早稲田大学在学中にAV女優「渡辺まお」としてデビューし、人気を博すも大学卒業とともに現役を引退。その後、文筆家・タレント「神野藍」として活動し、初著書『私をほどく~ AV女優「渡辺まお」回顧録~』を上梓した。

いったい自分は何者なのか? 「私」という存在を裸にするために、神野は言葉を紡ぎ続ける。連載「揺蕩と愛」#19は「現実逃避の激流からようやく静かな朝を迎えられるまで」



不眠、仮眠、アルコール、眠剤……現実逃避の激流からようやく静...の画像はこちら >>



◾️休職を願い出た



 朝六時。



 細切れになっていた睡眠の延長を諦めて、身体を起こす。最近飲み始めた睡眠薬はどうも身体に順応してきたようで、お守り程度の効き目になっていた。布団の中から温い犬が顔を出す。飼い主の完全な起床を悟ったようだが、その顔を確認して再び布団の中に戻っていった。居心地が悪いのか布団の中を探検したのち、私の冷たい足先に寄り添うように寝始めた。ふわふわとした毛が足の指に絡まる。
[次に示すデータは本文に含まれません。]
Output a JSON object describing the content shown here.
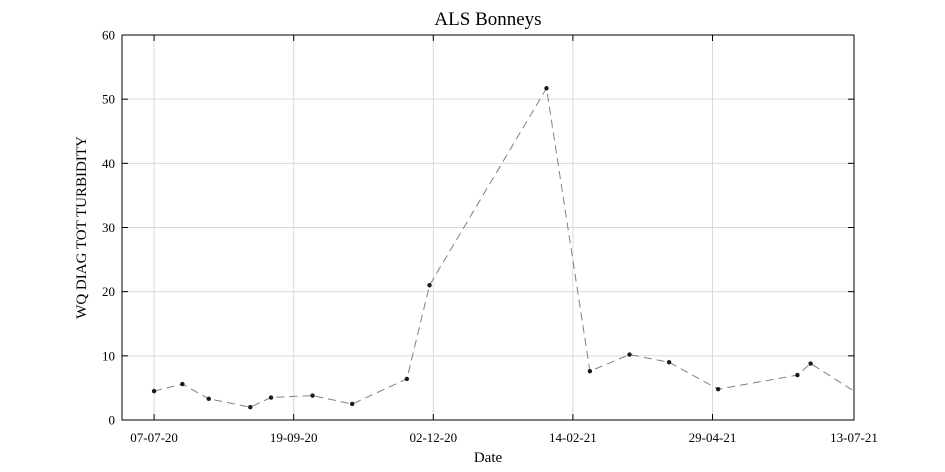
{
  "chart_data": {
    "type": "line",
    "title": "ALS Bonneys",
    "xlabel": "Date",
    "ylabel": "WQ DIAG TOT TURBIDITY",
    "xlim": [
      "2020-06-20",
      "2021-07-13"
    ],
    "ylim": [
      0,
      60
    ],
    "x_tick_labels": [
      "07-07-20",
      "19-09-20",
      "02-12-20",
      "14-02-21",
      "29-04-21",
      "13-07-21"
    ],
    "x_tick_dates": [
      "2020-07-07",
      "2020-09-19",
      "2020-12-02",
      "2021-02-14",
      "2021-04-29",
      "2021-07-13"
    ],
    "y_tick_labels": [
      "0",
      "10",
      "20",
      "30",
      "40",
      "50",
      "60"
    ],
    "y_ticks": [
      0,
      10,
      20,
      30,
      40,
      50,
      60
    ],
    "grid": true,
    "series": [
      {
        "color": "#808080",
        "marker_color": "#1a1a1a",
        "x": [
          "2020-07-07",
          "2020-07-22",
          "2020-08-05",
          "2020-08-27",
          "2020-09-07",
          "2020-09-29",
          "2020-10-20",
          "2020-11-18",
          "2020-11-30",
          "2021-01-31",
          "2021-02-23",
          "2021-03-16",
          "2021-04-06",
          "2021-05-02",
          "2021-06-13",
          "2021-06-20",
          "2021-07-13"
        ],
        "y": [
          4.5,
          5.6,
          3.3,
          2.0,
          3.5,
          3.8,
          2.5,
          6.4,
          21.0,
          51.7,
          7.6,
          10.2,
          9.0,
          4.8,
          7.0,
          8.8,
          4.5
        ],
        "markers": [
          true,
          true,
          true,
          true,
          true,
          true,
          true,
          true,
          true,
          true,
          true,
          true,
          true,
          true,
          true,
          true,
          false
        ]
      }
    ]
  }
}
するするとした直毛はくすぐったさを感じさせず、朝の私に心の安寧を運んできてくれる。



 枕元に置いていた加熱式たばこに手を伸ばし、スティックを差し込む。わざわざ換気扇の下にもベランダにも出ることなく、布団の上で怠惰に吸えるのが一番気に入っているところかもしれない。過去の癖で加熱完了を知らせる合図の前に口に咥えてしまう。

何かの記事で「タバコをよく吸う、つまりは唇に何かを触れさせる行為は幼少期の愛情がなんたら」と読んだが、そんなことに因果関係はあるのかと笑ってしまったのを思い出した。身体の中に有害と言われるものを取り込むことで、幼少期の飢えていた感情を今更満たせるなんて思っていない。数回呼吸したところでようやく煙を吐き出せるようになった。私はせっかち。ほんの十数秒を大人しく待つこともできなかった。



 夜の熱を残した静まりよりも朝の冷たい沈黙の方が私の身体に合っている。数ヶ月間必要に迫られて昼夜問わず作業した余波で、朝の時間は仮眠を取るだけの時間に成り果てていた。朝日を合図に起きていた私が、朝日を合図に眠りについて、携帯にセットされた9:00のアラームでふらふらになってパソコンの前に座っていた。何度か繰り返したあたりから朝を「私をスタート地点に戻す嫌なマス」と憎む私がいた。



 仮眠から立ち上がることができず、真っ白な天井にあるはずのないシミを数えるようになった日に、上司に休職を願い出た。あっさりと承諾が下りた後、私は天井のシミを探すことなく、再び眠りについた。





◾️偶然が必然に変わった瞬間



 不眠と仮眠を行き来したのち、ようやくかつてのように朝を迎えられるぐらいに戻った。

今の家は朝日は差し込んではくるが、色のついた光ではなく、ただただ白い光が差し込んでくるだけ。ぼんやりとした温かみが入ってきた昔の家が恋しくなる気持ちはあるが、今の温度だけを感じられる部屋も気に入っている。



 壁に上半身を任せて布団の上にパソコンを置く形でこの文章を書いているが、暖房を入れているのを忘れるぐらいに手の先は冷たくなっていく。その冷たさが朝の輪郭をより際立たせて、「ああ、私は私の世界に戻ってきたんだな」と胸を撫で下ろした。この冷たく真っ白い時間が私の背筋を伸ばしてくれる。全てを闇で包み込みアルコールで身体を溶かす時間も悪くはないが、自分の力だけで全身に血を送り出しているのは今の方が感じられる。



 携帯が数回振動した。偶然ではなく必然でメッセージを送信する相手からだった。現実では距離があるはずなのに、なぜか背中合わせで何かをやっている気持ちになる。この人もこの人自身の朝を始めたんだなと思いながら、パソコンから携帯へと文字を打つ先を変えた。



 私の心に凪が訪れた。数ヶ月続いた思考の戦争が終わったらしい。

医者から言われた錠剤を飲み込もうと、現実を忘れるためにアルコールを取り込もうと、一人で街の背景に溶け込もうと、消えていなかった私の激流が、ぴたっと流れるべき場所に収まり、静かな朝を迎えた。最後まではまらなかった欠片が見つかったようだった。



 作業の裏で流れていた音を止め、ベッドから這い出る。飼い主の動きを察知した犬も同じように布団から出て背伸びをしていた。「あんたもやってみなよ」と言われたような気がして、私も丸まった背中をぐっと伸ばした。